Fidelity of interventions
Of the 9 included studies, two studies included an assessment on all 5 domains [37, 40]. One study included an assessment on only one domain [41]. Two studies included an assessment on two domains [33, 34]. Three studies included an assessment on three domains [35, 36, 38]. One study included an assessment on four domains [39] (see Table 5).
Study design
All studies made an assessment on study design [33,34,35,36,37,38,39,40,41], with information about treatment dose provided in the intervention condition, and two providing information on treatment dose in the comparison group [37, 39]. All studies reported underpinning theory [33,34,35,36,37,38,39,40,41]. No further trained providers were employed to allow for setbacks.
Training providers
Two studies provided information on training providers [37, 40]. These studies provided information on how trainers were trained and standardisation of provider training. Strategies to enhance training providers included, using the same provider throughout the intervention [40], use of certified trainers [40], and train all providers together [37].
Delivery of treatment
Eight of the studies made at least one assessment on the delivery of treatment [33,34,35,36,37,38,39,40], which was assessed through direct observation of the intervention. Making sure that the interventions were delivered, and the appropriate dose given, being the most reported item in this domain.

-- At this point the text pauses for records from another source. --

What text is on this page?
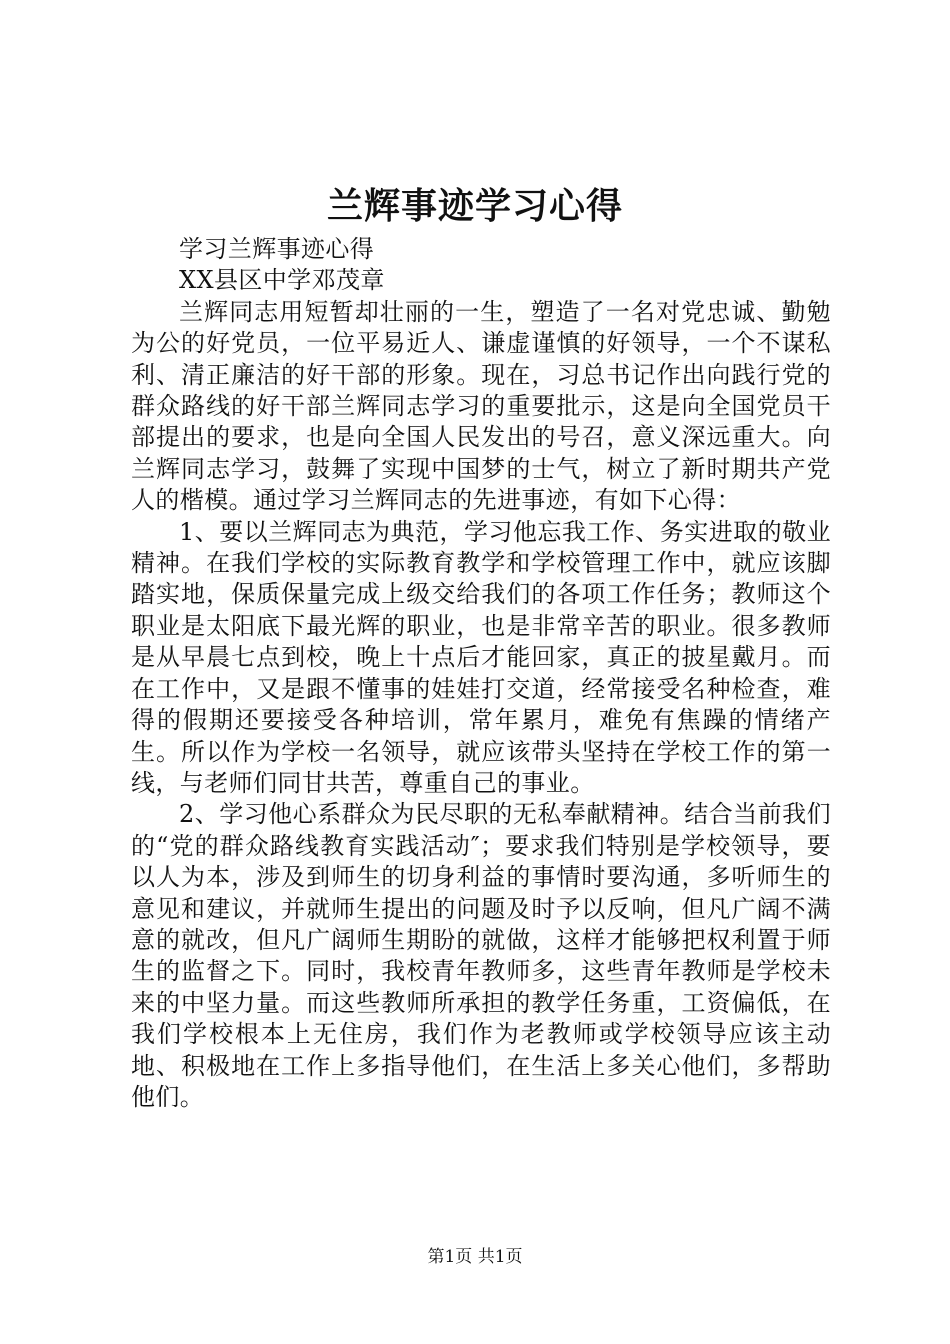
兰辉事迹学习心得

学习兰辉事迹心得

XX县区中学邓茂章

兰辉同志用短暂却壮丽的一生，塑造了一名对党忠诚、勤勉为公的好党员，一位平易近人、谦虚谨慎的好领导，一个不谋私利、清正廉洁的好干部的形象。现在，习总书记作出向践行党的群众路线的好干部兰辉同志学习的重要批示，这是向全国党员干部提出的要求，也是向全国人民发出的号召，意义深远重大。向兰辉同志学习，鼓舞了实现中国梦的士气，树立了新时期共产党人的楷模。通过学习兰辉同志的先进事迹，有如下心得：

1、要以兰辉同志为典范，学习他忘我工作、务实进取的敬业精神。在我们学校的实际教育教学和学校管理工作中，就应该脚踏实地，保质保量完成上级交给我们的各项工作任务；教师这个职业是太阳底下最光辉的职业，也是非常辛苦的职业。很多教师是从早晨七点到校，晚上十点后才能回家，真正的披星戴月。而在工作中，又是跟不懂事的娃娃打交道，经常接受名种检查，难得的假期还要接受各种培训，常年累月，难免有焦躁的情绪产生。所以作为学校一名领导，就应该带头坚持在学校工作的第一线，与老师们同甘共苦，尊重自己的事业。

2、学习他心系群众为民尽职的无私奉献精神。结合当前我们的“党的群众路线教育实践活动″；要求我们特别是学校领导，要以人为本，涉及到师生的切身利益的事情时要沟通，多听师生的意见和建议，并就师生提出的问题及时予以反响，但凡广阔不满意的就改，但凡广阔师生期盼的就做，这样才能够把权利置于师生的监督之下。同时，我校青年教师多，这些青年教师是学校未来的中坚力量。而这些教师所承担的教学任务重，工资偏低，在我们学校根本上无住房，我们作为老教师或学校领导应该主动地、积极地在工作上多指导他们，在生活上多关心他们，多帮助他们。

第1页 共1页
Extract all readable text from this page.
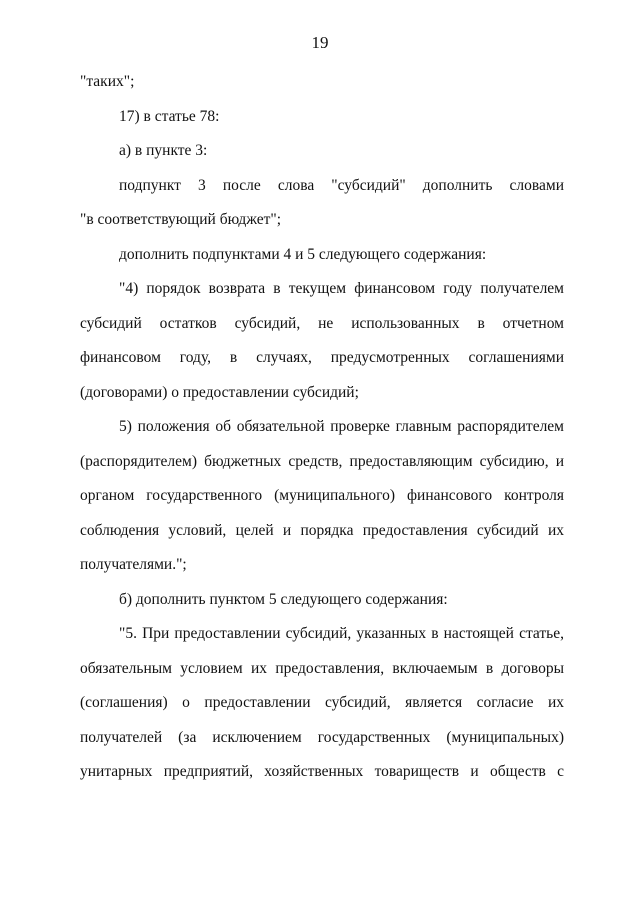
19
"таких";
17) в статье 78:
а) в пункте 3:
подпункт 3 после слова "субсидий" дополнить словами
"в соответствующий бюджет";
дополнить подпунктами 4 и 5 следующего содержания:
"4) порядок возврата в текущем финансовом году получателем
субсидий остатков субсидий, не использованных в отчетном
финансовом году, в случаях, предусмотренных соглашениями
(договорами) о предоставлении субсидий;
5) положения об обязательной проверке главным распорядителем
(распорядителем) бюджетных средств, предоставляющим субсидию, и
органом государственного (муниципального) финансового контроля
соблюдения условий, целей и порядка предоставления субсидий их
получателями.";
б) дополнить пунктом 5 следующего содержания:
"5. При предоставлении субсидий, указанных в настоящей статье,
обязательным условием их предоставления, включаемым в договоры
(соглашения) о предоставлении субсидий, является согласие их
получателей (за исключением государственных (муниципальных)
унитарных предприятий, хозяйственных товариществ и обществ с
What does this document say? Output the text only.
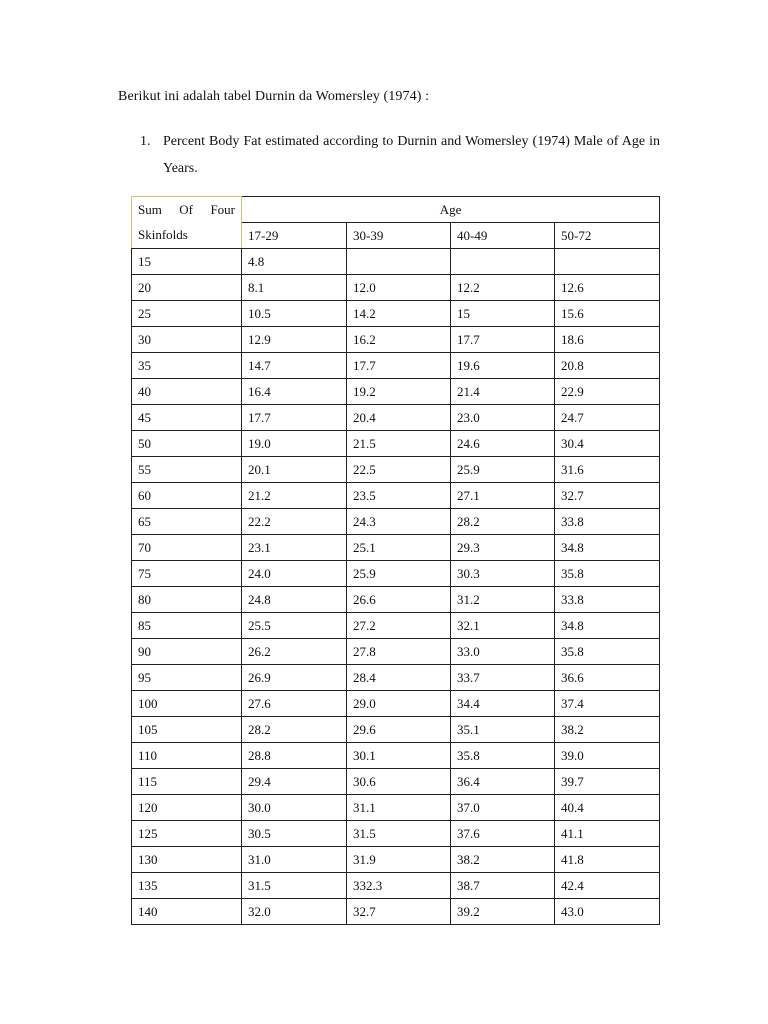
Berikut ini adalah tabel Durnin da Womersley (1974) :
1. Percent Body Fat estimated according to Durnin and Womersley (1974) Male of Age in Years.
Sum Of Four
Skinfolds	Age			
	17-29	30-39	40-49	50-72
15	4.8			
20	8.1	12.0	12.2	12.6
25	10.5	14.2	15	15.6
30	12.9	16.2	17.7	18.6
35	14.7	17.7	19.6	20.8
40	16.4	19.2	21.4	22.9
45	17.7	20.4	23.0	24.7
50	19.0	21.5	24.6	30.4
55	20.1	22.5	25.9	31.6
60	21.2	23.5	27.1	32.7
65	22.2	24.3	28.2	33.8
70	23.1	25.1	29.3	34.8
75	24.0	25.9	30.3	35.8
80	24.8	26.6	31.2	33.8
85	25.5	27.2	32.1	34.8
90	26.2	27.8	33.0	35.8
95	26.9	28.4	33.7	36.6
100	27.6	29.0	34.4	37.4
105	28.2	29.6	35.1	38.2
110	28.8	30.1	35.8	39.0
115	29.4	30.6	36.4	39.7
120	30.0	31.1	37.0	40.4
125	30.5	31.5	37.6	41.1
130	31.0	31.9	38.2	41.8
135	31.5	332.3	38.7	42.4
140	32.0	32.7	39.2	43.0
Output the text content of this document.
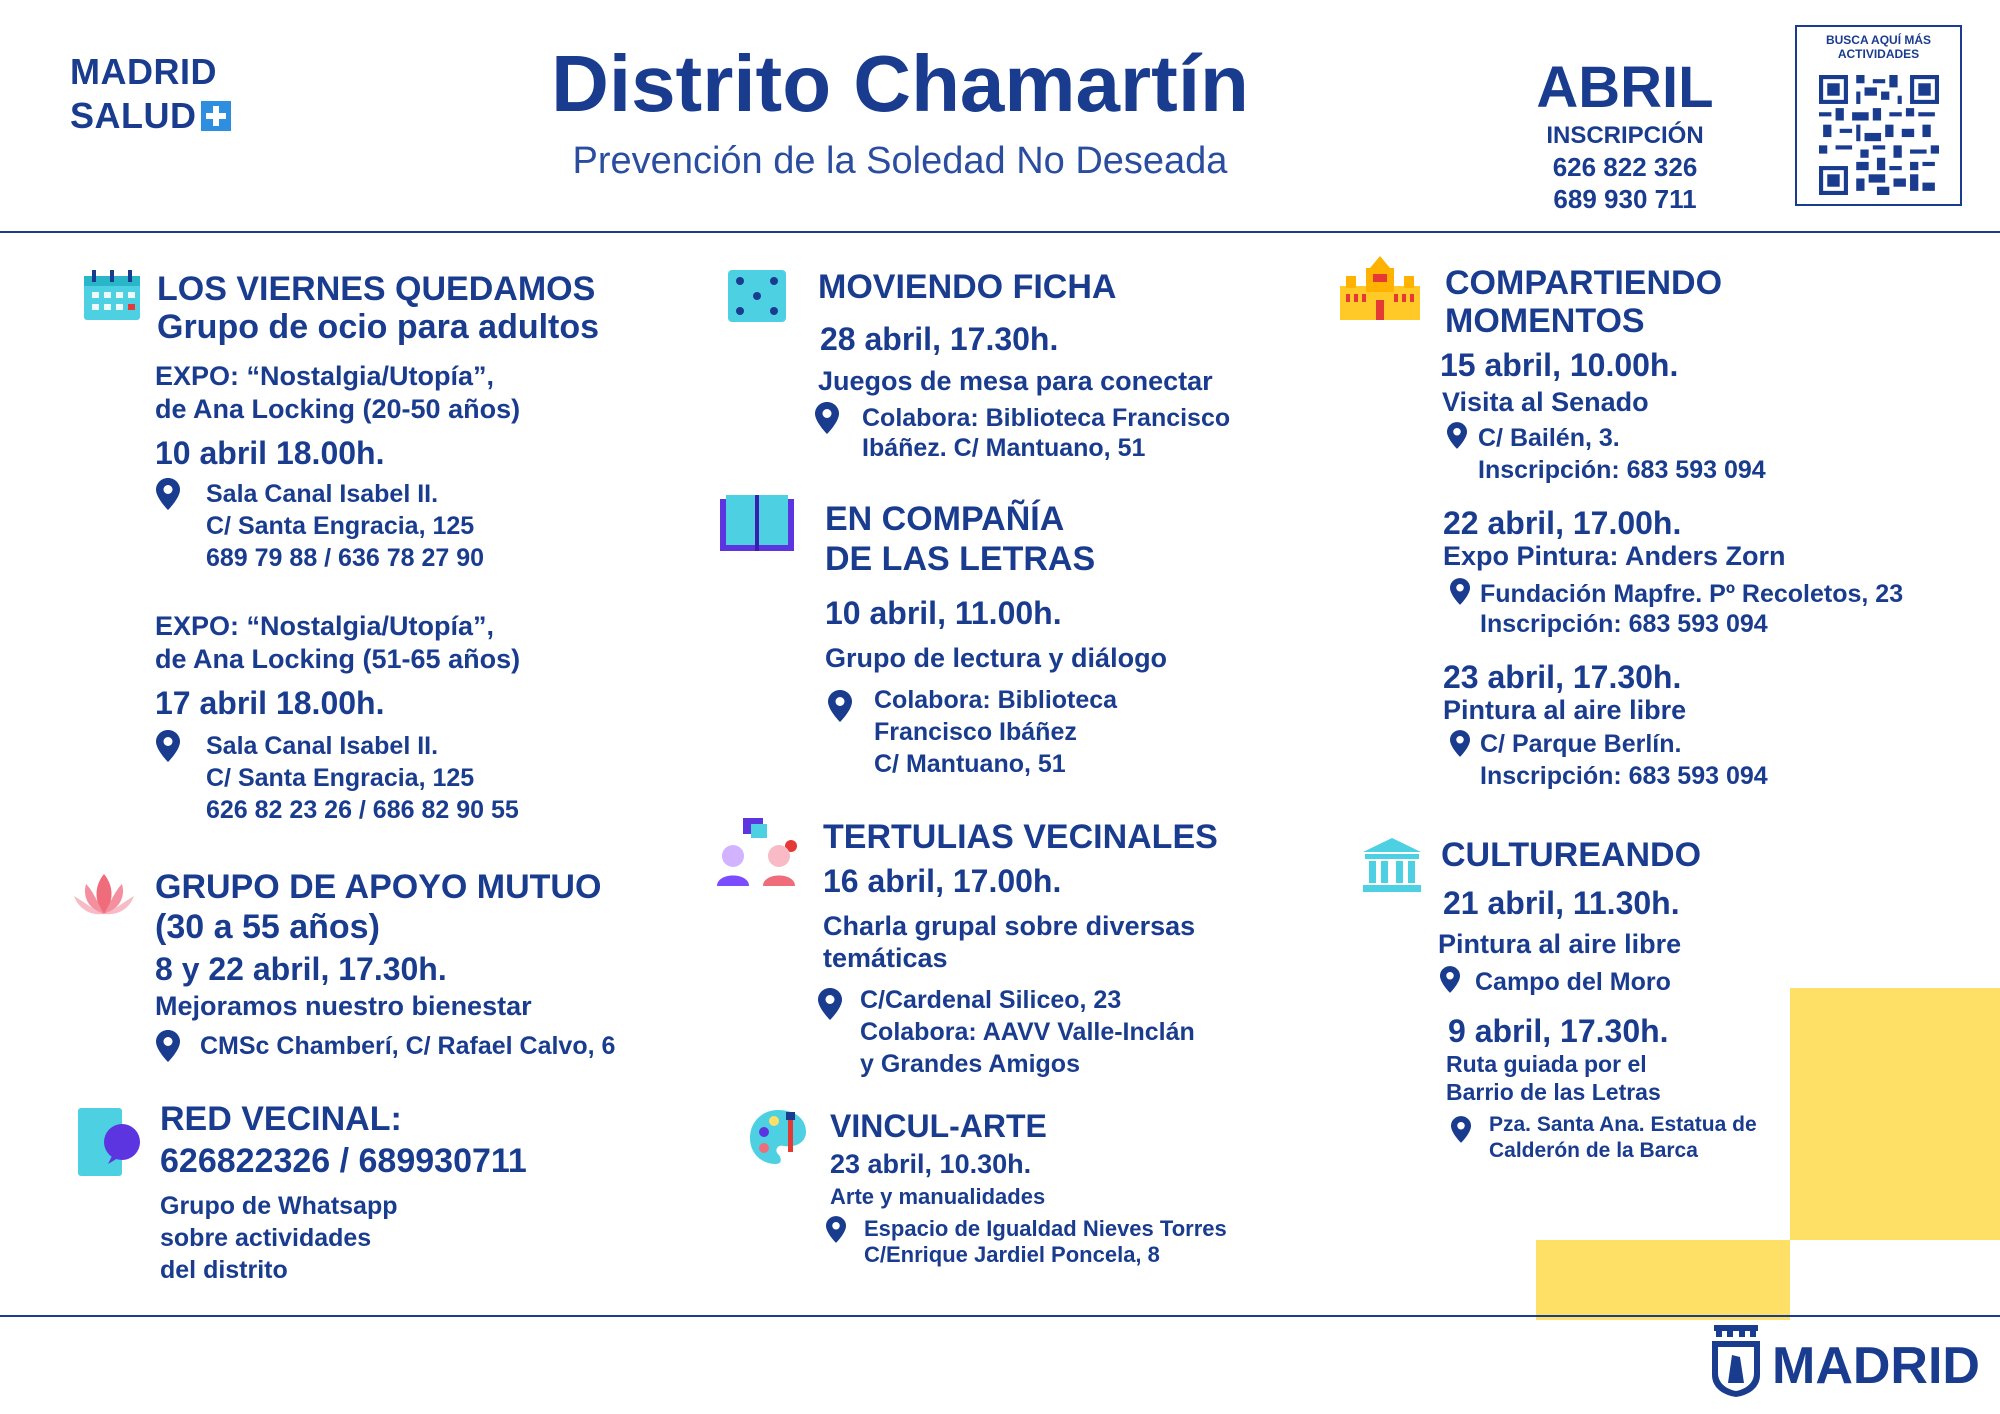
MADRID
SALUD	Distrito Chamartín
Prevención de la Soledad No Deseada
ABRIL
INSCRIPCIÓN
626 822 326
689 930 711
BUSCA AQUÍ MÁS
ACTIVIDADES
LOS VIERNES QUEDAMOS
Grupo de ocio para adultos
EXPO: “Nostalgia/Utopía”,
de Ana Locking (20-50 años)
10 abril 18.00h.
Sala Canal Isabel II.
C/ Santa Engracia, 125
689 79 88 / 636 78 27 90
EXPO: “Nostalgia/Utopía”,
de Ana Locking (51-65 años)
17 abril 18.00h.
Sala Canal Isabel II.
C/ Santa Engracia, 125
626 82 23 26 / 686 82 90 55
GRUPO DE APOYO MUTUO
(30 a 55 años)
8 y 22 abril, 17.30h.
Mejoramos nuestro bienestar
CMSc Chamberí, C/ Rafael Calvo, 6
RED VECINAL:
626822326 / 689930711
Grupo de Whatsapp
sobre actividades
del distrito
MOVIENDO FICHA
28 abril, 17.30h.
Juegos de mesa para conectar
Colabora: Biblioteca Francisco
Ibáñez. C/ Mantuano, 51
EN COMPAÑÍA
DE LAS LETRAS
10 abril, 11.00h.
Grupo de lectura y diálogo
Colabora: Biblioteca
Francisco Ibáñez
C/ Mantuano, 51
TERTULIAS VECINALES
16 abril, 17.00h.
Charla grupal sobre diversas
temáticas
C/Cardenal Siliceo, 23
Colabora: AAVV Valle-Inclán
y Grandes Amigos
VINCUL-ARTE
23 abril, 10.30h.
Arte y manualidades
Espacio de Igualdad Nieves Torres
C/Enrique Jardiel Poncela, 8
COMPARTIENDO
MOMENTOS
15 abril, 10.00h.
Visita al Senado
C/ Bailén, 3.
Inscripción: 683 593 094
22 abril, 17.00h.
Expo Pintura: Anders Zorn
Fundación Mapfre. Pº Recoletos, 23
Inscripción: 683 593 094
23 abril, 17.30h.
Pintura al aire libre
C/ Parque Berlín.
Inscripción: 683 593 094
CULTUREANDO
21 abril, 11.30h.
Pintura al aire libre
Campo del Moro
9 abril, 17.30h.
Ruta guiada por el
Barrio de las Letras
Pza. Santa Ana. Estatua de
Calderón de la Barca
MADRID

Various criteria were used to evaluate the treatment delivery. For example, one study [39] used a checklist after each session to measure degree of adherence, and class attendance [34, 39]. In another study, participants reported on the acceptability of the intervention [36], and how the participants rated the overall delivery of the intervention [40]. Other strategies used to assess delivery of treatment were the use of manuals to aid delivery [33, 36,37,38].
Receipt of treatment
Six studies made at least one assessment on the receipt of treatment. Various strategies were used to assess receipt between authors and included ensuring that participants understood the intervention [35,36,37,38,39,40] and providing resources to enable participants to perform the behaviour [39, 40]. Other strategies to assess receipt of treatment included reviewing self-monitoring data [35, 37], and assessing confidence in behavioural skills [36,37,38,39].
Enactment of treatment skills
Observation and practice of skills required within interventions were included in three of the studies. Observation of these skills in daily life were carried out in two of the studies [39, 41]. Other strategies to assess whether treatment was being enacted were daily self-monitoring and tracking devices [37].